Always wishing the very best to you and Hamada – I’m on your team – go, go, go!!
With Love,
Lora
Dearest Susie,
You know how much your poems mean to me … they say so beautifully what I am feeling as we travel the MM caregiver road together. I’ve always referred to MM as the “beast” and I even have a picture of it in my minds-eye. While Vern was in remission, I sensed it laying in wait over in the corner, its nostrils flaring as it breathed in and out, just waiting for the opportunity to come roaring back into our lives … and that it did.

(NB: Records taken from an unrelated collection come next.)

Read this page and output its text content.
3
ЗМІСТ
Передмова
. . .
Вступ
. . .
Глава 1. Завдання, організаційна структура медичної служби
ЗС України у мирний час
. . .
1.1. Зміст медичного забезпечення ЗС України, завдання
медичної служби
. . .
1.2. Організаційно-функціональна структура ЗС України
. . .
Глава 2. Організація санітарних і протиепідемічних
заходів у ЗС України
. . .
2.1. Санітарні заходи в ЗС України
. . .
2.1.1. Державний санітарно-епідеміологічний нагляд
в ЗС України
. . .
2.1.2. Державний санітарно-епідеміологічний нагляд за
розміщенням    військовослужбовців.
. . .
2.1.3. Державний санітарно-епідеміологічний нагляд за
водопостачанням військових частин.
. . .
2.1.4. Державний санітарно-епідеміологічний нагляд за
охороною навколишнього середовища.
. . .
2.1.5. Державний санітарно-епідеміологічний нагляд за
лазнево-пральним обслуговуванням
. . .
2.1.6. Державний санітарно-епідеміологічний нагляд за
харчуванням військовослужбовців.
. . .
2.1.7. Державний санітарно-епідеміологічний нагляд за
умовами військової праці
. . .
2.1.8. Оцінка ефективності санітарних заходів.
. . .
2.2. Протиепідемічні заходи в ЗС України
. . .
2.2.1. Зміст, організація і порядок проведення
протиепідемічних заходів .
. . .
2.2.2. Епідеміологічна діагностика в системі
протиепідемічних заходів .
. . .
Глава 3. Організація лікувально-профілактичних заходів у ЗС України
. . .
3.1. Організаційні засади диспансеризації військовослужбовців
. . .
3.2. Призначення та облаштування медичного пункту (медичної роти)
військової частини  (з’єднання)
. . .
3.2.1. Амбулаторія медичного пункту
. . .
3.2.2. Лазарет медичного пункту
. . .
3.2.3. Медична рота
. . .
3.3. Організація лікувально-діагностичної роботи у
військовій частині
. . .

I keep both you and Hamada in my thoughts as you deal with this new treatment. Velcade has been good for Vern – at initial treatment and again at relapse – and I pray that it will bring Hamada to remission.
Love,
Dianne
So well said as usual, Susie. I got several positive emails from my ACOR post, and if I get some negatives, who cares?
Hey Susie! So glad that Hamada is holding up despite the cold! I hate it when Dave gets one, but am always heartened that he seems to be able to fight it. Everything is doubled edged with this MM! Poem is terrific and so true!
Love, Lori
I’ve recently started a blog, the information you provide on this site has helped me tremendously. Thank you for all of your time & work.